Le film fait preuve d’un humour malicieux, cynique, jouant avec les mots et les étymologies, l’image et le son. Le réalisateur suisse exprime explicitement, non sans un certain plaisir, son dégoût pour la jeune génération de prétendus intellectuels, dont les paroles ne sont rien de plus que du « caca » (je cite), lâché bruyamment dans la cuvette des wc. Le personnage qui apparaît le plus souvent à l’écran est un chien, parce que « les chiens sont les seuls animaux qui vous aiment plus qu’ils ne s’aiment eux-mêmes », dixit Darwin. Cet animal, ici doué de raison, magnifié par la caméra, témoigne du regard pessimiste de Godard sur l’âme humaine, incapable de s’apercevoir qu’elle se perd, fonce dans le mur, la barbarie.

Malheureusement, ni l’originalité ni l’humour du film ne parviennent à le sauver de cette vieille tradition Nouvelle Vague rabâchée sans cesse par l’un de ses inventeurs. C’est dépassé, et ça en devient presque épuisant. Refus des personnages, refus de l’action, échec de l’émotion. Aucun plan ne dure plus d’une minute et les séquences s’enchaînent avec la rapidité d’un cinéaste qui estime n’avoir plus de temps à perdre dans la contemplation. Une voix off mystérieuse, tantôt masculine, tantôt féminine, énonce des phrases, ou des bouts de phrases mystérieuses avant de se faire couper la parole par un montage qui refuse encore et toujours le synchronisme entre l’image et le son. Le rythme syncopé, Nouvelle Vague, déjà vu, qui sépare des seins, des fesses, un bateau, des nuages, des fleurs, s’accompagne d’une infatigable pluie de références lourdes et pompeuses. Byron côtoie Richelieu, Nosferatu, Che Guevara, Monet… Oui, Godard, tu es un intellectuel, on le sait.
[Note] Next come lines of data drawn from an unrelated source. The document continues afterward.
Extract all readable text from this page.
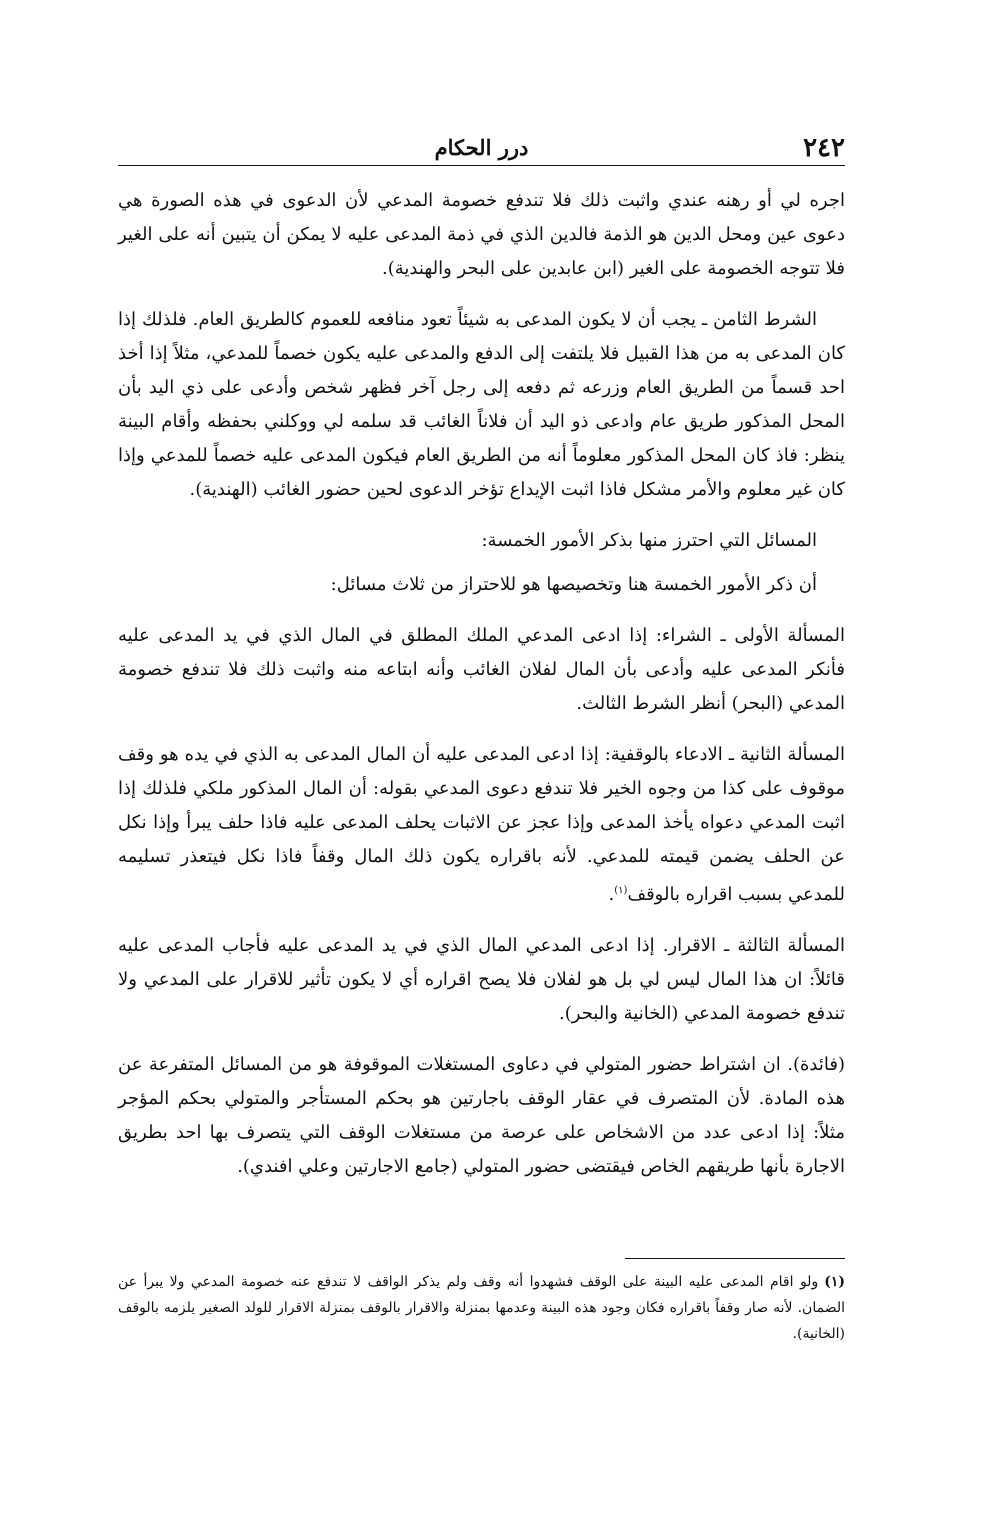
٢٤٢
درر الحكام

اجره لي أو رهنه عندي واثبت ذلك فلا تندفع خصومة المدعي لأن الدعوى في هذه الصورة هي دعوى عين ومحل الدين هو الذمة فالدين الذي في ذمة المدعى عليه لا يمكن أن يتبين أنه على الغير فلا تتوجه الخصومة على الغير (ابن عابدين على البحر والهندية).

الشرط الثامن ـ يجب أن لا يكون المدعى به شيئاً تعود منافعه للعموم كالطريق العام. فلذلك إذا كان المدعى به من هذا القبيل فلا يلتفت إلى الدفع والمدعى عليه يكون خصماً للمدعي، مثلاً إذا أخذ احد قسماً من الطريق العام وزرعه ثم دفعه إلى رجل آخر فظهر شخص وأدعى على ذي اليد بأن المحل المذكور طريق عام وادعى ذو اليد أن فلاناً الغائب قد سلمه لي ووكلني بحفظه وأقام البينة ينظر: فاذ كان المحل المذكور معلوماً أنه من الطريق العام فيكون المدعى عليه خصماً للمدعي وإذا كان غير معلوم والأمر مشكل فاذا اثبت الإيداع تؤخر الدعوى لحين حضور الغائب (الهندية).

المسائل التي احترز منها بذكر الأمور الخمسة:

أن ذكر الأمور الخمسة هنا وتخصيصها هو للاحتراز من ثلاث مسائل:

المسألة الأولى ـ الشراء: إذا ادعى المدعي الملك المطلق في المال الذي في يد المدعى عليه فأنكر المدعى عليه وأدعى بأن المال لفلان الغائب وأنه ابتاعه منه واثبت ذلك فلا تندفع خصومة المدعي (البحر) أنظر الشرط الثالث.

المسألة الثانية ـ الادعاء بالوقفية: إذا ادعى المدعى عليه أن المال المدعى به الذي في يده هو وقف موقوف على كذا من وجوه الخير فلا تندفع دعوى المدعي بقوله: أن المال المذكور ملكي فلذلك إذا اثبت المدعي دعواه يأخذ المدعى وإذا عجز عن الاثبات يحلف المدعى عليه فاذا حلف يبرأ وإذا نكل عن الحلف يضمن قيمته للمدعي. لأنه باقراره يكون ذلك المال وقفاً فاذا نكل فيتعذر تسليمه للمدعي بسبب اقراره بالوقف$^{(١)}$.

المسألة الثالثة ـ الاقرار. إذا ادعى المدعي المال الذي في يد المدعى عليه فأجاب المدعى عليه قائلاً: ان هذا المال ليس لي بل هو لفلان فلا يصح اقراره أي لا يكون تأثير للاقرار على المدعي ولا تندفع خصومة المدعي (الخانية والبحر).

(فائدة). ان اشتراط حضور المتولي في دعاوى المستغلات الموقوفة هو من المسائل المتفرعة عن هذه المادة. لأن المتصرف في عقار الوقف باجارتين هو بحكم المستأجر والمتولي بحكم المؤجر مثلاً: إذا ادعى عدد من الاشخاص على عرصة من مستغلات الوقف التي يتصرف بها احد بطريق الاجارة بأنها طريقهم الخاص فيقتضى حضور المتولي (جامع الاجارتين وعلي افندي).

(١)ولو اقام المدعى عليه البينة على الوقف فشهدوا أنه وقف ولم يذكر الواقف لا تندفع عنه خصومة المدعي ولا يبرأ عن الضمان. لأنه صار وقفاً باقراره فكان وجود هذه البينة وعدمها بمنزلة والاقرار بالوقف بمنزلة الاقرار للولد الصغير يلزمه بالوقف (الخانية).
L’Adieu au langage fait figure de chant du cygne, celui d’un cinéaste désabusé qui rejette encore et toujours les mots, cette manière si classique (si mainstream dirait-on aujourd’hui) d’exprimer ses idées, ses émotions. Dans toute son oeuvre, Godard a expérimenté, cherché, (réussi d’ailleurs), à dire les choses autrement, à inventer son propre langage. Cette fois, en feignant d’y renoncer, il arrive malgré tout à le réinventer.

Oh langage ! Ah dieux ! La fin est proche, Godard nous salue, dans ses mots à lui.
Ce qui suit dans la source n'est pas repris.